Виталий налил кофе и стал медленно цедить – именно не пить, а цедить.

– Если не секрет, что это за история насчет и «один в поле воин»? – добродушно поинтересовался отец.

– Никаких секретов, Андрей Николаевич, хотя сама работа и прошла под грифом «секретно». Могу коротенько рассказать. Я работал тогда в научно-исследовательском институте (он назвал известный в Москве институт), был младшим научным сотрудником, только что защитился – ожидалась для меня вакансия. Но я увлекся одной интереснейшей идеей где-то на стыке физики и физиологии. Сумел увлечь ею товарищей по лаборатории. Однако начальство нас не только не поддержало, а навязало совсем другую тематику. Директор любил для своих сотрудников что-нибудь попроще: надежнее и скорее. Мелкотемье ужасное, там и работы-то, если взяться, недель на шесть, а отнюдь не на год. Товарищи уговорили меня не связываться, а посвятить плановой работе понедельник, остальные дни недели – нашей идее. «Твоей идее», как говорили они. Так вот, моя идея оказалась очень трудной в реализации. Крайне трудной. Скоро нас осталось трое… Остальные под благовидными предлогами уклонились. Мы работали и вечерами, без выходных. Директор как-то дознался насчет «понедельника», устроил нам бучу: «Вечера меня не касаются, но на работе будете делать лишь запланированную тему».
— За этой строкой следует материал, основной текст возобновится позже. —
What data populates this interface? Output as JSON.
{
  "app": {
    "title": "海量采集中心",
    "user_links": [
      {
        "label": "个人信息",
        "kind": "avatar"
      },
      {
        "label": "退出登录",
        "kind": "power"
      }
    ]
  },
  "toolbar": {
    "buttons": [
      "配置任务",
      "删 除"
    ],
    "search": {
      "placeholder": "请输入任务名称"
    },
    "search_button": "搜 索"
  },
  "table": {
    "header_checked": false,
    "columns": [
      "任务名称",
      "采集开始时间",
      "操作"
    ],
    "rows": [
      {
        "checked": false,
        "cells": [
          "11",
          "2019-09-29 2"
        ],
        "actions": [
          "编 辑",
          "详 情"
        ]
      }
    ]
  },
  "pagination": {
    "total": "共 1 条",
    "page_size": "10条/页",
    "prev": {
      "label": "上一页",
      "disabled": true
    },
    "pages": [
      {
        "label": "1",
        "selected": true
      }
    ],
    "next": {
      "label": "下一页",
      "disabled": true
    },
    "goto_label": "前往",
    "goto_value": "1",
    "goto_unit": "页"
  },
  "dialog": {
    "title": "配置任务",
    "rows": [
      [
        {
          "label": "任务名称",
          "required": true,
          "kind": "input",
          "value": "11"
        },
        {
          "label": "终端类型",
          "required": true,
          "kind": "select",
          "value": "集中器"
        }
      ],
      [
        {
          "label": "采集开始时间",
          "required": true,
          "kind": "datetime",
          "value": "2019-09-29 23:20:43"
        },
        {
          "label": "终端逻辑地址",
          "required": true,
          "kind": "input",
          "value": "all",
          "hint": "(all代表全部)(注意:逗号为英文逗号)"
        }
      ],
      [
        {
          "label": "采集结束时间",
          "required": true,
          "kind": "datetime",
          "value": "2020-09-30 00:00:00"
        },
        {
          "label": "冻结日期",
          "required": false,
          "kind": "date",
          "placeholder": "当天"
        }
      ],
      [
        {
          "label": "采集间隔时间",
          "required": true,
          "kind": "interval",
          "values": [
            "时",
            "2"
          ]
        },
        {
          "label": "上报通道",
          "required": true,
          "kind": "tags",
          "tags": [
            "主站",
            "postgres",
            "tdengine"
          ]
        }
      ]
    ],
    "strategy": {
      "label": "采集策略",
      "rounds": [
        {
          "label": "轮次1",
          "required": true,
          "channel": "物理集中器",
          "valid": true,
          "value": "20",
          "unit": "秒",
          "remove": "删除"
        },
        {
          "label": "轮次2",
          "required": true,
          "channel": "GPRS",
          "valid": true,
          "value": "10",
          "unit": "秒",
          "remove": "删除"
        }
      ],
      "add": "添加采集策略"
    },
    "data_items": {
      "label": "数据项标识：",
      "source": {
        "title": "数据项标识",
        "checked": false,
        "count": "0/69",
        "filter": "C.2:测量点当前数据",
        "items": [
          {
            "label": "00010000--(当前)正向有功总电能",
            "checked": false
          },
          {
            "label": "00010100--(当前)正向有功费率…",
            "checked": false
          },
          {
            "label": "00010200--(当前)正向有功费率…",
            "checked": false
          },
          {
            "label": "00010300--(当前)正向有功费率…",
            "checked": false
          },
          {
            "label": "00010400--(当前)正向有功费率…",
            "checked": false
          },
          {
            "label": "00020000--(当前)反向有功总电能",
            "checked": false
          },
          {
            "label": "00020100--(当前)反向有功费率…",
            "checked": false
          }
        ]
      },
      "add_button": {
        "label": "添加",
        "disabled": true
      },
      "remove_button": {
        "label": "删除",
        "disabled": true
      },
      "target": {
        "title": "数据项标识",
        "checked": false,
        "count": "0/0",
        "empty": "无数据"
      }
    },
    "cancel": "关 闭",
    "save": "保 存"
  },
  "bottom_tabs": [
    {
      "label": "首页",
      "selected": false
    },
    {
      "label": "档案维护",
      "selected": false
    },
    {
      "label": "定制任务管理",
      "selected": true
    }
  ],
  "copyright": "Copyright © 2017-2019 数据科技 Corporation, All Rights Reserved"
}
Пришлось работать еще и ночами… Один из моих товарищей заболел – язва желудка. Не желал ложиться в больницу, пока не закончим работу. Не прощу себе никогда, что не настоял. Его увезла «скорая помощь», когда наша работа была закончена. Он умер на операционном столе… мой лучший друг. А затем началась клоунада. Вы понимаете, в чем дело? Работу сделали младшие научные сотрудники. Представить нашу работу пошел старший научный сотрудник. На ученом совете – уже заведующий лабораторией. В министерство поехал докладывать… директор НИИ. Наши фамилии вообще «забыли» поставить на титульном листе. Там стояло имя директора, ученого секретаря, завлабораторией и еще с полдесятка фамилий, не имеющих к этой работе ни малейшего отношения.